Self-Hatred and Self-Pity Are Negative Emotions
How do you feel? Lousy? Maybe not right this moment, but a lot of the time? You feel… rotten. You often find yourself throwing pity parties, even if you don’t deserve them. We’re not talking about anxiety or depression here.
We’re talking about feeling for yourself all the time because you didn’t get a promotion, you missed out on a new job, you failed to get someone’s number, someone turning you down, you missed out on whatever. What you fail to realize is how damaging self-pity is, even if it feels comfortable right now.
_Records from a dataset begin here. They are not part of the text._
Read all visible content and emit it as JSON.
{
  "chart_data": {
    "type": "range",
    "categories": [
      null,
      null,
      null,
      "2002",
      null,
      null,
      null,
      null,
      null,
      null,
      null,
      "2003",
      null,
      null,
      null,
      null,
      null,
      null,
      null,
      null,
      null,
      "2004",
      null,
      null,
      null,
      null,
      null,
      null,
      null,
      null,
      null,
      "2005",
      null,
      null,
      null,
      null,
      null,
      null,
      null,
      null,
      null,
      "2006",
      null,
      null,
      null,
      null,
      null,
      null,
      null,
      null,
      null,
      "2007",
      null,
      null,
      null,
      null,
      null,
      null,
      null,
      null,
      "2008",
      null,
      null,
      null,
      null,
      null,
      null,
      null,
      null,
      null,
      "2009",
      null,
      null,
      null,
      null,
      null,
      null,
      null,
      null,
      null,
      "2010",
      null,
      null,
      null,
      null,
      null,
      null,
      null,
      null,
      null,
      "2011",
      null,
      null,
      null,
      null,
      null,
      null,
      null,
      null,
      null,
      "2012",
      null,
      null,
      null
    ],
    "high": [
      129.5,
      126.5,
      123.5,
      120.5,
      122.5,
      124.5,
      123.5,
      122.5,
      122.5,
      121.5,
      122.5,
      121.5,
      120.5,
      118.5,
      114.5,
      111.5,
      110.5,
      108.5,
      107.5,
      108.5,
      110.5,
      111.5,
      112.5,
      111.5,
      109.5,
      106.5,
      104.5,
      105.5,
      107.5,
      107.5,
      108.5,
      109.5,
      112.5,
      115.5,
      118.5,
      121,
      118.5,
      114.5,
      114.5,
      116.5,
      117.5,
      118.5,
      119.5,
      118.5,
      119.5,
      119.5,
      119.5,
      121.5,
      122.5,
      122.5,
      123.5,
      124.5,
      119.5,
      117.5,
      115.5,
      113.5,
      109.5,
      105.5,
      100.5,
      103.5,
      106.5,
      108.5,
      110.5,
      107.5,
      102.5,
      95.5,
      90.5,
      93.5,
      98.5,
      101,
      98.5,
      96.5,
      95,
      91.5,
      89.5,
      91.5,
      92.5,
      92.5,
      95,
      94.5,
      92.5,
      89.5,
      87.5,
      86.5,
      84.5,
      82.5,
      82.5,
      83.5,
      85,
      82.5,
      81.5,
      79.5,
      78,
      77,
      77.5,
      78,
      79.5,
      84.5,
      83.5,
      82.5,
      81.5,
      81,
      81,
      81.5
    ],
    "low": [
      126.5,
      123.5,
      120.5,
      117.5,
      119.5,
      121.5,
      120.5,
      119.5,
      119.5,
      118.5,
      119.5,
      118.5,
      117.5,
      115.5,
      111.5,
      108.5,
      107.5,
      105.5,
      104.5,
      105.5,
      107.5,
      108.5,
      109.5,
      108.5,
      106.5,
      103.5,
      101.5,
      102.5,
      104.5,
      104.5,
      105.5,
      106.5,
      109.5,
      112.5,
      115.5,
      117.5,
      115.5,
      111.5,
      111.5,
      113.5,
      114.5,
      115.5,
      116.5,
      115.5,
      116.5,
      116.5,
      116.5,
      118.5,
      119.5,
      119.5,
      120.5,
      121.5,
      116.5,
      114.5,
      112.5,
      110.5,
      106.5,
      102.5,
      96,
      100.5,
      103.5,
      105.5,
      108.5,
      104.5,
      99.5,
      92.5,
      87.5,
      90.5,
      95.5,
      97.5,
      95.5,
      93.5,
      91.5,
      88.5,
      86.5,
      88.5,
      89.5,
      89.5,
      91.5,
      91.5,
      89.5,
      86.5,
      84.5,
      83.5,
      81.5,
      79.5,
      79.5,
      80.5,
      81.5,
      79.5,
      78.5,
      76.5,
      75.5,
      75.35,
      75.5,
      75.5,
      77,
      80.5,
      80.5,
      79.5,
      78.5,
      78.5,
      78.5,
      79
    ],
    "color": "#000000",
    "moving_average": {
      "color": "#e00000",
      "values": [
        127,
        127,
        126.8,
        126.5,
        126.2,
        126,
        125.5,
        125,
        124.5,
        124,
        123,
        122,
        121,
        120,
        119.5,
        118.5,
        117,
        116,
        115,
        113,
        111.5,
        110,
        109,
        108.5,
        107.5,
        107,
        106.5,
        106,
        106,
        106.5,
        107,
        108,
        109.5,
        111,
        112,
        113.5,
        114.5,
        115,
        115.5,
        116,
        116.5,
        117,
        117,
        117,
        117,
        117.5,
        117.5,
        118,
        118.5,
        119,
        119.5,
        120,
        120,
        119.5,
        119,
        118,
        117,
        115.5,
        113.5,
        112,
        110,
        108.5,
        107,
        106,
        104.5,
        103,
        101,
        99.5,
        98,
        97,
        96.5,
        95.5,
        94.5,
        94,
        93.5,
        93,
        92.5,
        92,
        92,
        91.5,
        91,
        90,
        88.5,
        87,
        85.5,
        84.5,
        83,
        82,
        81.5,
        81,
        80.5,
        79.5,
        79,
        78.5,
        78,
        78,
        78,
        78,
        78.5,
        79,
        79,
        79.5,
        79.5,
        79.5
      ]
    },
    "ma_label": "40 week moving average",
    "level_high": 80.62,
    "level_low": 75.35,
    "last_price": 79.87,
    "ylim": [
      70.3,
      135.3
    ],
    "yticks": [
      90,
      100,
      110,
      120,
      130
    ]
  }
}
Self-Pity and The Walls You Build
The ability to recognize the difference between legitimate misery and self-created misery is a boon. However, it can be a bit like telling identical twins apart. Self-pity provides you with an excuse, one that lets you out of trying. Whereas, a genuine depression makes it impossible to try, even if you really want to.
You probably know someone who isn’t as good as you in something, but they’re knocking it out of the park consistently. You wonder why they can do it, but you can’t. The truth is that you’re using self-pity as a way to avoid failure.
You can’t fail if you never bother to try. Failing is disappointing, but it’s much better than never putting yourself out there to take a risk.
It’s like dreaming of playing professional basketball, but you stopped growing when you hit 5’5″. Obviously, it’s disappointing to know that you will never be able to live your dream. What really bothers you, though, is that you never even got the chance to do it.
You have no idea why you can’t get a date, but… you can, if you stop blocking yourself. You may have to experience some rejections, but you can find dates if you put yourself out there. Just like if you want to write a book, you can, if you’re willing to commit yourself.
A Means to An End
It’s easy to justify your self-hatred, self-pity, and anger when you repeatedly compare yourself to the successful people around you. It’s a tempting trap to fall into and a powerful fuel. You look at other people your age (or maybe younger), they have a similar upbringing, but look at everything they have and everything they’ve done. How did they manage that, when you couldn’t?
What you’re doing, though, is setting yourself up for disappointment. You are insistent on finding someone to hold up as an example of everything you’re not. You are intentionally choosing to make yourself feel bad about what you have or haven’t achieved.
You can’t be happy because you are living in a rut of self-pity. The comparison allows you to make excuses not to try. It allows you to keep on keeping on, without ever genuinely applying yourself. You’d like to be better, but it doesn’t seem obtainable so, why bother at all?
You feel miserable because you feel sorry for yourself, but you’re in a routine now, and you can’t get over it. So, you have created a self-destructive pattern fueled by your negative emotions and combined with the absurd excuses that you created based on how you perceive others.
You have managed to convince yourself that everyone else is deeply happy, that they’re all healthy, and it’s not your fault that you’re so miserable. You have created this narrative. Your suffering isn’t ignorant at all; it’s noble! Every morning that you drag yourself out of bed and push yourself to get to work, you have achieved exactly what everyone else has.
It is incredibly arrogant to assume that you’re the only person in your life with problems. Yet, that’s exactly what you’re doing, and it makes you feel better, even if it’s brief. Self-pity is reliable; it’s like your favorite pair of jeans or a hoodie you can’t just throw away. It provides you with routine. You go through the same nasty habits and negative emotions every day. You never need to deal with failure or rejection because you never apply yourself. Self-pity and self-hatred are negative emotions that are holding you back from living your best life.